Donald Trump told Sean Hannity he thinks it’s okay if people with coronavirus continue to go to work, but only after they watch five hours of tv in the morning and eat a hearty hamburger or fried chicken lunch.

Starbucks is suspending customers’ using their own mug or tumbler to be filled with coffee drinks, citing coronavirus concerns. So now, expect the person ahead of you to punctuate their pretentious 60-second order with an equally long argument.

Ryan Seacrest of ‘Live with Kelly & Ryan’ revealed part of his preshow routine is to not make eye contact with co-host Kelly Ripa.
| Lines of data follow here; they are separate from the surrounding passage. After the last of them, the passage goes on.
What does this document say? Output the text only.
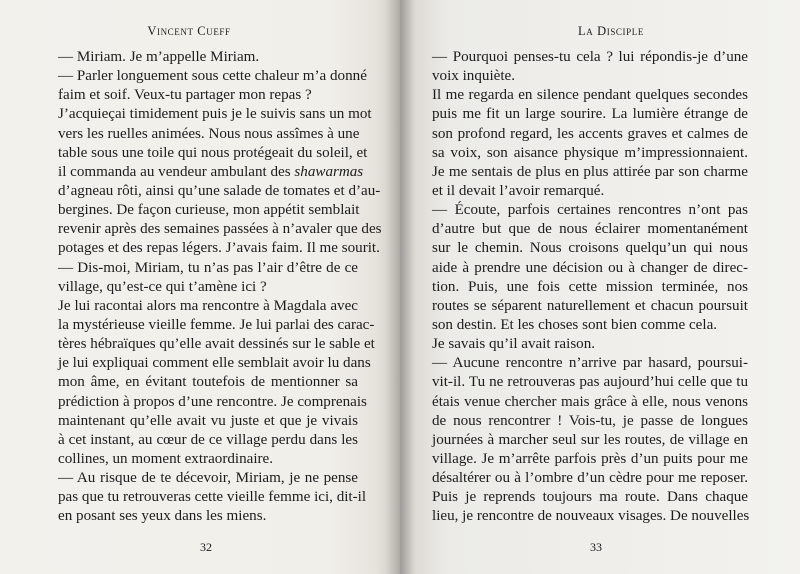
Vincent Cueff
— Miriam. Je m’appelle Miriam.
— Parler longuement sous cette chaleur m’a donné
faim et soif. Veux-tu partager mon repas ?
J’acquieçai timidement puis je le suivis sans un mot
vers les ruelles animées. Nous nous assîmes à une
table sous une toile qui nous protégeait du soleil, et
il commanda au vendeur ambulant des shawarmas
d’agneau rôti, ainsi qu’une salade de tomates et d’au-
bergines. De façon curieuse, mon appétit semblait
revenir après des semaines passées à n’avaler que des
potages et des repas légers. J’avais faim. Il me sourit.
— Dis-moi, Miriam, tu n’as pas l’air d’être de ce
village, qu’est-ce qui t’amène ici ?
Je lui racontai alors ma rencontre à Magdala avec
la mystérieuse vieille femme. Je lui parlai des carac-
tères hébraïques qu’elle avait dessinés sur le sable et
je lui expliquai comment elle semblait avoir lu dans
mon âme, en évitant toutefois de mentionner sa
prédiction à propos d’une rencontre. Je comprenais
maintenant qu’elle avait vu juste et que je vivais
à cet instant, au cœur de ce village perdu dans les
collines, un moment extraordinaire.
— Au risque de te décevoir, Miriam, je ne pense
pas que tu retrouveras cette vieille femme ici, dit-il
en posant ses yeux dans les miens.
32
La Disciple
— Pourquoi penses-tu cela ? lui répondis-je d’une
voix inquiète.
Il me regarda en silence pendant quelques secondes
puis me fit un large sourire. La lumière étrange de
son profond regard, les accents graves et calmes de
sa voix, son aisance physique m’impressionnaient.
Je me sentais de plus en plus attirée par son charme
et il devait l’avoir remarqué.
— Écoute, parfois certaines rencontres n’ont pas
d’autre but que de nous éclairer momentanément
sur le chemin. Nous croisons quelqu’un qui nous
aide à prendre une décision ou à changer de direc-
tion. Puis, une fois cette mission terminée, nos
routes se séparent naturellement et chacun poursuit
son destin. Et les choses sont bien comme cela.
Je savais qu’il avait raison.
— Aucune rencontre n’arrive par hasard, poursui-
vit-il. Tu ne retrouveras pas aujourd’hui celle que tu
étais venue chercher mais grâce à elle, nous venons
de nous rencontrer ! Vois-tu, je passe de longues
journées à marcher seul sur les routes, de village en
village. Je m’arrête parfois près d’un puits pour me
désaltérer ou à l’ombre d’un cèdre pour me reposer.
Puis je reprends toujours ma route. Dans chaque
lieu, je rencontre de nouveaux visages. De nouvelles
33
Husbands of their biggest fans say it’s just like their weekday routine of never making eye contact with the show.

In a meeting with airline executives about coronavirus plans, Donald Trump claimed he hadn’t touched his own face in weeks. He added that he’s fine not touching his face as long as he can pick his nose and teeth.

The makers of Tito’s vodka warned it can’t be used in homemade hand sanitizer because it’s only 40% alcohol. The makers of Bankers Club vodka say they actually prefer you using it as hand sanitizer instead of drinking it.

Target employees claim they’ve received no communication from senior management about how to handle the coronavirus. Walmart employees say they’ve been told to keep coughing on customers and napping as usual.